Now that the Nobel Prizes have been announced, and a real musician finally got his due - who needs a Grammy anyway - it’s a good time to continue our discussion of medical miracles with something that happens every day in your NYC podiatry office: the roentgenogram, or as we all know it today, the X-ray. Because not only was the first Nobel prize in physics awarded in 1901 for this discovery, it’s also a critical, if underappreciated tool in modern medicine. And it’s mad cool, to quote the hip kids of today!

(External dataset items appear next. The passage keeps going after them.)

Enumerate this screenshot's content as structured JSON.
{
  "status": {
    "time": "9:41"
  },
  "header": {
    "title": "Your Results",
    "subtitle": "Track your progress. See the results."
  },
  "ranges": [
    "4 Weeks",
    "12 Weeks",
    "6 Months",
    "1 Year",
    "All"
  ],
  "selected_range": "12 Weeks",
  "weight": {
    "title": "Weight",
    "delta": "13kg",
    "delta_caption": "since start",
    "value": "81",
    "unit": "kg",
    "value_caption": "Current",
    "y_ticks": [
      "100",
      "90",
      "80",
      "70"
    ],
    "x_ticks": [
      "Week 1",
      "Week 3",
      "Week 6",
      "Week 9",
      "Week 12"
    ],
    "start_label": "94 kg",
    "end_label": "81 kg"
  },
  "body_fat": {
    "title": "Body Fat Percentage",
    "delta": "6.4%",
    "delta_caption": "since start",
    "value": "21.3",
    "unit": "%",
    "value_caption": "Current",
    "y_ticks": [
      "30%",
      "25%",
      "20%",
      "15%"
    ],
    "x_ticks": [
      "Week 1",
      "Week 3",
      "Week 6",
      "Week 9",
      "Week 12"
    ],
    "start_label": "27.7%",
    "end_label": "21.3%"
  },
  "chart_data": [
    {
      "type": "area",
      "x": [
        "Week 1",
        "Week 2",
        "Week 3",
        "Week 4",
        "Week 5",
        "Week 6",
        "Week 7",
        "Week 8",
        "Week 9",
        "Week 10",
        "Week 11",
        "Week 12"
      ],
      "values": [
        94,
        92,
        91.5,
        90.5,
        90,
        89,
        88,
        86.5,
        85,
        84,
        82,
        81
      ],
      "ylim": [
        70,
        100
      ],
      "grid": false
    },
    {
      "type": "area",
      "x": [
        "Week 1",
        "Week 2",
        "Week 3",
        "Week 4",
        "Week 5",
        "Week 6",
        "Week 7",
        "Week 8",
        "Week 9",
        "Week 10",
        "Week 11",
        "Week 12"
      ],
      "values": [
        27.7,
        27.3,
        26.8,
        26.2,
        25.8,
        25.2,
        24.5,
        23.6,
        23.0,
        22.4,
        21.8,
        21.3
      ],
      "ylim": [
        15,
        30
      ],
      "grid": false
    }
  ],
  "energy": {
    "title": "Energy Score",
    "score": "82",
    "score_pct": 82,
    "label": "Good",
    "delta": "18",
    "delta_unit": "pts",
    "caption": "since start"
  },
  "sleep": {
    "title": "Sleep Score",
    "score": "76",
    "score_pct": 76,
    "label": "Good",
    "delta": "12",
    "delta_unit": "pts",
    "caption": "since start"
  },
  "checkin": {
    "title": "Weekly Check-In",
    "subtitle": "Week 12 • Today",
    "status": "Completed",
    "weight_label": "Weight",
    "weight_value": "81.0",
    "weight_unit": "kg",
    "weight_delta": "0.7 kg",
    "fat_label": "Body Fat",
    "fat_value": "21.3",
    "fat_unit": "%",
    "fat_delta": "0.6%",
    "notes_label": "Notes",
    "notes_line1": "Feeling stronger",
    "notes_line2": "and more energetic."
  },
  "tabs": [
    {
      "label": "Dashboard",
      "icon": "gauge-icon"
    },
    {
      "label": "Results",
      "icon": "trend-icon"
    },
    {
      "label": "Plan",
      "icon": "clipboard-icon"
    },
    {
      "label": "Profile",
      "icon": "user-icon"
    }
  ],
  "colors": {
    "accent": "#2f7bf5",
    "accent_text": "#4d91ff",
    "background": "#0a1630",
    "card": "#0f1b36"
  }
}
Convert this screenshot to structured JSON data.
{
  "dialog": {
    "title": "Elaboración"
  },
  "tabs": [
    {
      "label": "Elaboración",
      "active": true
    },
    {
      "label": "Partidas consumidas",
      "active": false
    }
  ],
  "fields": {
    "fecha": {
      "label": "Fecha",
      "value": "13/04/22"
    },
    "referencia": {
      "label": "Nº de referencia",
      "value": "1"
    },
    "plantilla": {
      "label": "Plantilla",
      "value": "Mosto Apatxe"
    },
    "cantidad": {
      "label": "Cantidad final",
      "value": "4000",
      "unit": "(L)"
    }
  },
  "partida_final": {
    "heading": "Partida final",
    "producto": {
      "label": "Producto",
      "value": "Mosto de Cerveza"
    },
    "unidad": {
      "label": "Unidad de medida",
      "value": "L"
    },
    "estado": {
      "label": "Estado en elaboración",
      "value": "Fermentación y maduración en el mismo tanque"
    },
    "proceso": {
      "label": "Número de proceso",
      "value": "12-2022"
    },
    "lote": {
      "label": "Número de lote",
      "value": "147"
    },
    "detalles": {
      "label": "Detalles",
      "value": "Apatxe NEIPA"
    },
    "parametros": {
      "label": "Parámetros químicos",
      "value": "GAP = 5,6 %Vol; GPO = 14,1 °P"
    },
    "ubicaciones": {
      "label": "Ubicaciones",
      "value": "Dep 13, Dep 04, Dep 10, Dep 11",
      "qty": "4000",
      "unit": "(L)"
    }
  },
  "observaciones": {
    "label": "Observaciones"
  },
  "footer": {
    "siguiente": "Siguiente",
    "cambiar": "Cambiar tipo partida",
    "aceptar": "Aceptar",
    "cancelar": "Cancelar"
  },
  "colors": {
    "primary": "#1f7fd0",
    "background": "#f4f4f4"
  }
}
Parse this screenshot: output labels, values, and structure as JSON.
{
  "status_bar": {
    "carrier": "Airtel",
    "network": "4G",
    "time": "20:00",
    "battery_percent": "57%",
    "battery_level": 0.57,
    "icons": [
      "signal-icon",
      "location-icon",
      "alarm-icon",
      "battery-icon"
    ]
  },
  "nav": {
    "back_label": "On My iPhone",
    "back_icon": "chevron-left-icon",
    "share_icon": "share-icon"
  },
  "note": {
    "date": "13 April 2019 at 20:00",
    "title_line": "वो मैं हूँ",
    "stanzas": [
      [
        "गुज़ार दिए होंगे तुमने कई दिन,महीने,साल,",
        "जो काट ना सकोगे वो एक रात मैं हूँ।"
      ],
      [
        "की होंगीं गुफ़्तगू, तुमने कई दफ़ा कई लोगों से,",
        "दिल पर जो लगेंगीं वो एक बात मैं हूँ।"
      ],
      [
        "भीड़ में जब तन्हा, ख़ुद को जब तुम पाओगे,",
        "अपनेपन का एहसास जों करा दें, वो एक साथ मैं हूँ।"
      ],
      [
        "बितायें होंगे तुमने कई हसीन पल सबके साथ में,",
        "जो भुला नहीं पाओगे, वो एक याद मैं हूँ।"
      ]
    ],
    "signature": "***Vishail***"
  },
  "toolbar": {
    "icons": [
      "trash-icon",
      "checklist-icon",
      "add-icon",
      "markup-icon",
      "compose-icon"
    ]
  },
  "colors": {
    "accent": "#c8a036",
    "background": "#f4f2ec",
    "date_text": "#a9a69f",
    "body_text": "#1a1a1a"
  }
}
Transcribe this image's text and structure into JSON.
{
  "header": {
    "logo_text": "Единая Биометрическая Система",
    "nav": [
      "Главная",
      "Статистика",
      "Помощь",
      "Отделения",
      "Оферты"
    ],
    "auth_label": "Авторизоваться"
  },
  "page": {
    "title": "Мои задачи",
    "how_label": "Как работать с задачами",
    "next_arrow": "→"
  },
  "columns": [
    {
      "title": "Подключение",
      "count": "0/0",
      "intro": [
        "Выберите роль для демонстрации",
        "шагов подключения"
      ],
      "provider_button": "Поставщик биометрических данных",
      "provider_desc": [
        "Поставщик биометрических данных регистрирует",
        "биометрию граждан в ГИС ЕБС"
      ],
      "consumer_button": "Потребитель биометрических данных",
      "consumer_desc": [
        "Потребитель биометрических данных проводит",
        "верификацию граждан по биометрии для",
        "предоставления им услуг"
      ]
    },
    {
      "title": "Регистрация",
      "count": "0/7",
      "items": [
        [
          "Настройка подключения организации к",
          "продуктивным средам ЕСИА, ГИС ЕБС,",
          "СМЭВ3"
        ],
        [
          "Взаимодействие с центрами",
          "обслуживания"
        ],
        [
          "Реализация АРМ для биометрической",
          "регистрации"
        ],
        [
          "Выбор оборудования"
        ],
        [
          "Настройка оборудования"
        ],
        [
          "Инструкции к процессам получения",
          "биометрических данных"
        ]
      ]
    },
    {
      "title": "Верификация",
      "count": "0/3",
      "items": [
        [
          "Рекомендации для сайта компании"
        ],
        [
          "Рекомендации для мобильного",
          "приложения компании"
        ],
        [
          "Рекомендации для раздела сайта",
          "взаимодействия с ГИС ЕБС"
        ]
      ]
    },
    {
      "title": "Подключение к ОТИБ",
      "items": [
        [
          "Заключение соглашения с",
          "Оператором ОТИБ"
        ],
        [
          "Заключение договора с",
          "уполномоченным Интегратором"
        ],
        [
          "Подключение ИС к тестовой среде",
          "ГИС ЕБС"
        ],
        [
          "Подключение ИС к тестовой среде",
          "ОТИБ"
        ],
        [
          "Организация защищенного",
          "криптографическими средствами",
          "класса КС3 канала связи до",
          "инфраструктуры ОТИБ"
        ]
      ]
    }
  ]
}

It seems so simple and pedestrian, and maybe now it is. Back in 1895 when Wilhelm Roentgen discovered the presence of an invisible undetectable energy wave that when projected through flesh onto a chemical panel produced an image of his wife’s hand it was miraculous, and in many ways remains so. Since that time the technology evolved dramatically, to higher resolution film, then digital images, and has also spawned tangential technologies such as fluoroscopy, or live X-ray (got that in the office), ultrasound (got that one too), computed tomography (nope), and magnetic resonance imaging (uh, little big for Manhattan space constraints). The ability to see inside the body in near perfect resolution, in multiple plains of vision, without invading tissue has completely changed the practice of medicine. Every day doctors are able to detect fractures, tears, growths, ruptures and even see developing fetuses in real time while leaving the surrounding tissue intact. I won’t attempt to explain the physics of radiography, partly because, mea culpa, I don’t fully understand it, and partly because it’s terribly boring, but suffice to say that what was Nobel Prize winning science 115 years ago is now basic college physics. And as we discussed in this most thrilling and densely packed with knowledge blog a few weeks ago about antibiotics, X-rays may be overused at times, and no system is perfect, but in my humble NYC podiatry opinion, this ranks as one of the great medical discoveries of all time. We live in an age of miracles, and they are readily available often a train ride away.
So next time you are looking at your bones on a computer monitor, a moving joint in real time on a screen, or a real time image of a live bone on an old TV screen, take a moment to appreciate the miracle that hath been wrought in the humble confines of a lowly NYC podiatry office. And here’s hoping all your images are healthy ones.
See you (inside and out) in the office.